I'm curious if this car is automatic and the shake is predominantly felt in D at hot idle?
Manual transmission.

Quote:
Originally Posted by Diesel911 View Post
I believe after all you have done a compression check would be next and if you find Cylinder lower the spec a leak back test to see if you can hear if compressed air is leaking past the valves or Piston/cylinder.

What type of check have you done to see your timing chain stretch. It effects your valve and fuel injection pump timing.

People have disagreed with my comment on this. Deliver Valves have 2 functions.
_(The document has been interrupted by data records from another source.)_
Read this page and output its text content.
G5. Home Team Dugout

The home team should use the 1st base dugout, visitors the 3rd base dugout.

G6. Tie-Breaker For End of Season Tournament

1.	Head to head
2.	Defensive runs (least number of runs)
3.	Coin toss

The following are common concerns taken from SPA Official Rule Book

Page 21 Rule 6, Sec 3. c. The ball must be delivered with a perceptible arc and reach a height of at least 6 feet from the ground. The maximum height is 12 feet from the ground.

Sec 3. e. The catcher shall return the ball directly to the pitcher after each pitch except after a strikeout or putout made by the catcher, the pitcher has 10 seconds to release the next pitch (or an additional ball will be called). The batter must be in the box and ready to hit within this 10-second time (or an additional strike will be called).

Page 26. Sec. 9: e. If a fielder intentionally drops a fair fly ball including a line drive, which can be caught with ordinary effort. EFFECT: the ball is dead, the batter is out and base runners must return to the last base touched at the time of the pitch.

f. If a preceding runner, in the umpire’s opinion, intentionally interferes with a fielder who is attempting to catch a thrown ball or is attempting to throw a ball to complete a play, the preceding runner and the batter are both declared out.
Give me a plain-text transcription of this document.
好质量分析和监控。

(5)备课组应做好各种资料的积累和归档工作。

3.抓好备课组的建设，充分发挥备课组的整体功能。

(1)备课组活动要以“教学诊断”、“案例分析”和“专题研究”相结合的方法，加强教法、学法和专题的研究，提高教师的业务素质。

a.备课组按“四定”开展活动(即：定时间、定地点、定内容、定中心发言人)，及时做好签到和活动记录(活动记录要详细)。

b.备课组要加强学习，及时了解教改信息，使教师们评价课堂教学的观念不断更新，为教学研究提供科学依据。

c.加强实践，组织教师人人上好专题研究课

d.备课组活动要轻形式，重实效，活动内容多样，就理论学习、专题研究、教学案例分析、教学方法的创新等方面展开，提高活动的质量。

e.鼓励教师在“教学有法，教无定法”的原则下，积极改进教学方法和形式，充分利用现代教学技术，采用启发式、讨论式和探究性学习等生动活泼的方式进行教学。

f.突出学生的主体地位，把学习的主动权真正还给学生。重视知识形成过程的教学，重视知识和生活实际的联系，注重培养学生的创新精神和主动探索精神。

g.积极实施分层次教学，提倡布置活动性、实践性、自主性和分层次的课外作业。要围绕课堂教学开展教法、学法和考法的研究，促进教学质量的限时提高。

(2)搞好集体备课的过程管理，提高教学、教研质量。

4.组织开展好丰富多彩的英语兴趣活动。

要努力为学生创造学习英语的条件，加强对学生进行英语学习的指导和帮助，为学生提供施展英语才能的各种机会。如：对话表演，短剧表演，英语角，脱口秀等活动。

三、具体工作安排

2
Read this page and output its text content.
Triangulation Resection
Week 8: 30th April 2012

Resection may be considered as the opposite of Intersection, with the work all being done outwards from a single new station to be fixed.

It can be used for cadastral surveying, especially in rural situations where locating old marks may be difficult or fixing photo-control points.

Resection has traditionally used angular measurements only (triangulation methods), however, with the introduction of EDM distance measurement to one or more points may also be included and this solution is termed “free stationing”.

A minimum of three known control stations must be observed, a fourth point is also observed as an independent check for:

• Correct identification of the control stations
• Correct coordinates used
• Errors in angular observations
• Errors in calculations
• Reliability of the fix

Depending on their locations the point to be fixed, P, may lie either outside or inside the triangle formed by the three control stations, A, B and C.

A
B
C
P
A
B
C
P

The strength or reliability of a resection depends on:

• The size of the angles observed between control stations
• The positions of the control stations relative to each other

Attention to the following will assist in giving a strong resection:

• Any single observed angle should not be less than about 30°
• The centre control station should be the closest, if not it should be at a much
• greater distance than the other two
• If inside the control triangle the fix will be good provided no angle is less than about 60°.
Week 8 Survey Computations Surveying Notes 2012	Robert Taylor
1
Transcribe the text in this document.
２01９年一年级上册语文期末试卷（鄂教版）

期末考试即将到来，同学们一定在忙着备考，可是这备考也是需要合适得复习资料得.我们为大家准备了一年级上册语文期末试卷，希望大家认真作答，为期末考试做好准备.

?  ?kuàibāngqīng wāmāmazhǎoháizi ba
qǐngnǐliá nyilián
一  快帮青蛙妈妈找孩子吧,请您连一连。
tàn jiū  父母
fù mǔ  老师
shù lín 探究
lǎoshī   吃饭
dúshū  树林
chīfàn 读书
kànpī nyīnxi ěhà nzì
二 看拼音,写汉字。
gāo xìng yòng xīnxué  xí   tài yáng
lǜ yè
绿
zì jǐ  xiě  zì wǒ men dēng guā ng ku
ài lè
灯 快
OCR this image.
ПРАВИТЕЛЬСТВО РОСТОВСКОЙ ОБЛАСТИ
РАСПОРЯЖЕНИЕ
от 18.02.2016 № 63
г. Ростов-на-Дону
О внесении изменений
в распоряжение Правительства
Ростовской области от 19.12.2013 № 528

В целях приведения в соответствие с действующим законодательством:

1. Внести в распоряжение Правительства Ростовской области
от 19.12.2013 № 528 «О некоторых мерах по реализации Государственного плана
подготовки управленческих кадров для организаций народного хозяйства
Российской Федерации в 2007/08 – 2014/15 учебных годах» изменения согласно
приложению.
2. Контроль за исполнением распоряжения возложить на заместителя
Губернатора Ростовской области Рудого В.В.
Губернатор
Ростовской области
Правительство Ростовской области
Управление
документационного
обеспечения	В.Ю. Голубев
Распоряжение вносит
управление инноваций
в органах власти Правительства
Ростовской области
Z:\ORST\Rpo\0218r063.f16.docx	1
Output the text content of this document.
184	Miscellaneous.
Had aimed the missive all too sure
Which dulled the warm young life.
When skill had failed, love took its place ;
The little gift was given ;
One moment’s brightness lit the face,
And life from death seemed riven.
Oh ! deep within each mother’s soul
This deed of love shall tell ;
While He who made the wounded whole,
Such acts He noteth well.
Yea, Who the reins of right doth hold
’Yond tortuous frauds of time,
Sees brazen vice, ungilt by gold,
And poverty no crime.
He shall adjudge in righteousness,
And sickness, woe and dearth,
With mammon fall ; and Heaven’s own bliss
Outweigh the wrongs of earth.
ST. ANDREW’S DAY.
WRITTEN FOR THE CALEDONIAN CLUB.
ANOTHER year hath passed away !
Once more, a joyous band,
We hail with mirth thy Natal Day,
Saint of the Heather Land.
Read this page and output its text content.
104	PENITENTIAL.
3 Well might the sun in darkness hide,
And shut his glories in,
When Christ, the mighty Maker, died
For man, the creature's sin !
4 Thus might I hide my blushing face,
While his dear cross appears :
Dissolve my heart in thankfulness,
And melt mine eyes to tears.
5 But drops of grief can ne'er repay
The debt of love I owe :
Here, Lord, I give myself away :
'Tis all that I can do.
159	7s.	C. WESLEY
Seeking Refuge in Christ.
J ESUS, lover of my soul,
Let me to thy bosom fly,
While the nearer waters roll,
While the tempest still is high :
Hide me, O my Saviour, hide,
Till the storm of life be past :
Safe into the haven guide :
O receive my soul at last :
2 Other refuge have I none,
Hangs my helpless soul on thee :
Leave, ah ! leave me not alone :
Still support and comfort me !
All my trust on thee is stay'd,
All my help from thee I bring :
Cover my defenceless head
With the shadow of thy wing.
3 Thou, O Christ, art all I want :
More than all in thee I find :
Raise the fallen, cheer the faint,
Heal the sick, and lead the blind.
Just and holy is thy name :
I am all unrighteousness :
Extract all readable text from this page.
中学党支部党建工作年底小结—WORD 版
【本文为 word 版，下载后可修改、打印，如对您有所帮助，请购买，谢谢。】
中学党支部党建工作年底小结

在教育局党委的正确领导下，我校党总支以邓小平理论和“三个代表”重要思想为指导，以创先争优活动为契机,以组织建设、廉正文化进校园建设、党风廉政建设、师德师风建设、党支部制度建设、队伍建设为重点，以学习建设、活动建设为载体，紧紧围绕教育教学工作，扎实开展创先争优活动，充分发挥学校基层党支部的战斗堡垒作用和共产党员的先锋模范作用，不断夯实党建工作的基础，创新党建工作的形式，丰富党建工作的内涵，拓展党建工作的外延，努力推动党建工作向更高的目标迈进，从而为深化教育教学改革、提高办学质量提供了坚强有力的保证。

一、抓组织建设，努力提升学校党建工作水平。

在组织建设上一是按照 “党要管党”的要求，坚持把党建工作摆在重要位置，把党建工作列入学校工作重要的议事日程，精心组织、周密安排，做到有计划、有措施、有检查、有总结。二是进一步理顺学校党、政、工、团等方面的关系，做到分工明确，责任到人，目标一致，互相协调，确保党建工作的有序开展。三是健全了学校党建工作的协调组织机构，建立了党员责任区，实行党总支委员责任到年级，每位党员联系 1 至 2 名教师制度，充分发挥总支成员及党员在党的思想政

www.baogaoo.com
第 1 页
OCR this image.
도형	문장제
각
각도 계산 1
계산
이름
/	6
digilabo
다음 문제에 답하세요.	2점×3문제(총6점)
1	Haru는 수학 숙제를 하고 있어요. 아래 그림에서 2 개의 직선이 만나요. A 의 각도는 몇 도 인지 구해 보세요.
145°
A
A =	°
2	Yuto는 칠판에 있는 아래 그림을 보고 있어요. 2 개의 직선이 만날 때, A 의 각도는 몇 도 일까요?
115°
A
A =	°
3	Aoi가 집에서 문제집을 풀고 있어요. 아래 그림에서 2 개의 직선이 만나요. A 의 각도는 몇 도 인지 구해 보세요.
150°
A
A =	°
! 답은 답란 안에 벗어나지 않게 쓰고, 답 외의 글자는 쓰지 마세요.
There is a color on them to try to minimize the wave that happens inside of the Fuel Injection Hard Lines when the delivery valve shuts off the fuel and when the delivery valves close they trap fuel inside of the fuel injection hard lines.

If fuel from the fuel (hot fuel is thinner) injection hard lines leaks back past the delivery valve it causes a slightly less fuel delivery. That shows up more when say one valve is worn worse then the rese.

When I worked in a fuel injection shop I would inspect the delivery valves (both parts are mated together, don't mix them with the other valves). If you see an obvious sort of cut in the sealing surface replace it.
If it just looks a little worn (I cannot describe that) they can be lapped together but you need to keep the lapping compound away from the retraction collar I spoke of.

We did not replace delivery valve springs unless broken or the Pump rebuild kit came with new springs. Nor did I have any way to test the springs.
Pump timing is something I’ve still yet to do... the last time I checked chain stretch, I believe it was around 3 degrees.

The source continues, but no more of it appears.